Firstly, companies are probably not aware that their employees are spending 75 minutes per day surfing the Internet for their private use, according to market research from Gallup. SurfWatch estimates this to be as high as 30% of employees’ time wasted on the Internet in non-work related content, while the newspaper USA Today rated it higher still at 33%. In addition, Vault.com reported that 24.3% of employees take precautionary measures to avoid detection when surfing.
Bouchard suggested that companies should implement and publicise an employee security policy, outlining what is acceptable surfing practice and what is not. After all, allowing staff to buy online may keep staff in the office rather than taking extended lunch-breaks and using company telephones to call suppliers.
I think that corporations are uncertain how to restrict their staff at the moment. Should they block or just monitor and should they configure their firewalls to do this or should they buy more hardware to reside in their already crowded computer room?
They could consider the emerging outsourced monitoring companies, such as Stellar Internet Monitoring, which provide individual line managers with real time, online reports of their team’s activity, setting alarms so that they are informed when team members go beyond the company’s guidelines. This type of service works well in conjunction with published company guidelines, distributing the responsibility of policing down the management structure and removing the overhead that an already stretched IT department has from managing yet another unit and disseminating reports periodically throughout the organisation.
Simon Clark
Director
Katapult-IT Ltd
Orchestral manoeuvres
I read your article ‘Web Services Orchestration’ (Information Age, September 2002) with interest. I am co-founder of a software company, Orangery, which has built a web services orchestration engine.
One section of your article that particularly rang true is: “No single vendor can meet all of a company’s BPM needs… And there are many angling for a place on the shopping list.”
Many existing software vendors do web services orchestration but they do it by generating code that is then deployed into their application server (or other existing platform).
This is completely missing the huge opportunity presented by this revolutionary technology to remove a huge amount of infrastructure software baggage.
The human interaction piece your article suggests is missing is actually straightforward and handled by our tool.

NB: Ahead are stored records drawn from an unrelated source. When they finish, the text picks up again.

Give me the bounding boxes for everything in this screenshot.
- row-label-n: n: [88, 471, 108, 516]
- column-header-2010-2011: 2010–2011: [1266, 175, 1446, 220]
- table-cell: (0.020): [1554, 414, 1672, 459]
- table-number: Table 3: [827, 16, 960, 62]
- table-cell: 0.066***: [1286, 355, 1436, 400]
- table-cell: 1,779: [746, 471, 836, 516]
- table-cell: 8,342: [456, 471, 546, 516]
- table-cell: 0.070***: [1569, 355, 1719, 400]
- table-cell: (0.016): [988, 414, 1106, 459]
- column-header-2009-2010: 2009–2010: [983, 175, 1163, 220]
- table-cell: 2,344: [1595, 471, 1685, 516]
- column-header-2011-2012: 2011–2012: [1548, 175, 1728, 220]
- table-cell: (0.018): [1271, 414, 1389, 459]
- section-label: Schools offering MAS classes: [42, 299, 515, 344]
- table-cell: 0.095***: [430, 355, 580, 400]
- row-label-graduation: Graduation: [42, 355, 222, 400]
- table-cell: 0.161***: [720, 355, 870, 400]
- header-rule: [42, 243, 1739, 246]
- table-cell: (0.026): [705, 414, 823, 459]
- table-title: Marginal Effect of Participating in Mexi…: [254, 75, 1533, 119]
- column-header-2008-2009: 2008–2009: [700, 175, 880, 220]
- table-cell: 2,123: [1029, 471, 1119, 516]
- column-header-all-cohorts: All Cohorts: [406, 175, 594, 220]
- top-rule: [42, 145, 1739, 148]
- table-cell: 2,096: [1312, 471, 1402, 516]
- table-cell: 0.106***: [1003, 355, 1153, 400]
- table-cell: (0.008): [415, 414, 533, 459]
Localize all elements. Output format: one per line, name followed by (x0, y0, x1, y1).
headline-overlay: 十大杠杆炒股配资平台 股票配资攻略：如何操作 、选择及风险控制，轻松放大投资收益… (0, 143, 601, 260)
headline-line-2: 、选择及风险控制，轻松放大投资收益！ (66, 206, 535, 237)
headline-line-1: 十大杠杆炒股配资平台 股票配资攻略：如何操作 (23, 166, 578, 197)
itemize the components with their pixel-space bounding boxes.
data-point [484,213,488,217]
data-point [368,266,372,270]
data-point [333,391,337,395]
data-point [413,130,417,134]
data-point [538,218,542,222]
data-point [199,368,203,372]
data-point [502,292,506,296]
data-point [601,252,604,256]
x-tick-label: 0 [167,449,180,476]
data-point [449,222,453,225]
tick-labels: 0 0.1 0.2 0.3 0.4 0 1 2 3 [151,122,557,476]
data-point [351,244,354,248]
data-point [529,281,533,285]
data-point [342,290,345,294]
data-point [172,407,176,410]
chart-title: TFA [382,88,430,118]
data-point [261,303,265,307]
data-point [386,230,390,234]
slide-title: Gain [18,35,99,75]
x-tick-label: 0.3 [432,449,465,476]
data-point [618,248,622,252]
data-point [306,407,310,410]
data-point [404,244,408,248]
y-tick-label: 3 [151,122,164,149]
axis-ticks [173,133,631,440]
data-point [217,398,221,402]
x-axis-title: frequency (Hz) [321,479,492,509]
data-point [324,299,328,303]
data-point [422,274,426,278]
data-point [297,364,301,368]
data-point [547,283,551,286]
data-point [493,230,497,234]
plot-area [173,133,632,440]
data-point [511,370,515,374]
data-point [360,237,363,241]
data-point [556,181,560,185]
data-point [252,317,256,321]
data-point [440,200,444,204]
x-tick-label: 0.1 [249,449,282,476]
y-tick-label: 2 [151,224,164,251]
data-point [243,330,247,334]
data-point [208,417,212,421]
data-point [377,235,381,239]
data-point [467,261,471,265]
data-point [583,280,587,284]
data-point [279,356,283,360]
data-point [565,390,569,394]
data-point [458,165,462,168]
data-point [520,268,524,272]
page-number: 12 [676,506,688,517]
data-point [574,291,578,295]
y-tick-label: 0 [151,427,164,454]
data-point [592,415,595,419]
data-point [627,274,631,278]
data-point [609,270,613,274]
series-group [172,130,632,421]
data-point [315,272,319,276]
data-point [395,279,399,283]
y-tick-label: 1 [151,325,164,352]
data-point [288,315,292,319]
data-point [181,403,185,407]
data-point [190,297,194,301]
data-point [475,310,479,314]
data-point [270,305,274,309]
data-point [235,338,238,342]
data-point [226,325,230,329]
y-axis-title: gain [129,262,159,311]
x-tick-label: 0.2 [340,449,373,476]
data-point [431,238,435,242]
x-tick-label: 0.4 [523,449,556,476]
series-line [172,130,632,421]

There is one aspect of your article that I think misses a point. I keep reading how complex web service orch-estration will be to achieve and how many gaps there are in current standards and technologies.
Orchestration is relatively simple to achieve if it is approached in an architecturally pure way, pushing XML transformations right down into the engine.
The standards are yet to be defined to handle certain aspects of web services, such as transaction integrity, security and reliability. But many business applications do not need this – many applications simply gather information from disparate systems and deliver it to the right person at the right time. These could be developed at a fraction of the current costs with web services.
Guy Farley
Co-Founder
Orangery
BPO: The bottom line
Business Process Outsourcing (‘The BPO bounce’, Information Age, January 2003) will be key this year as companies look for new ways to take costs out and rid themselves of inefficient or unproductive processes.
The bottom line of many employers is being punished by the deployment of the costly staff being used to administer non value-add processes. The management of expenses is a case in point, as finance and payroll departments are diverted from value-add activity, just so they can process the month’s expense claims.
Yet, companies such as Telenor are already saving 25% in their administration costs just by outsourcing this process. This is because they deploy BPO providers who know and understand their customers’ businesses well enough to intelligently apply the technology and take away the headache of managing non-core functions.
Simply, this leaves the organisation to concentrate on doing what it does best thriving against its competitors.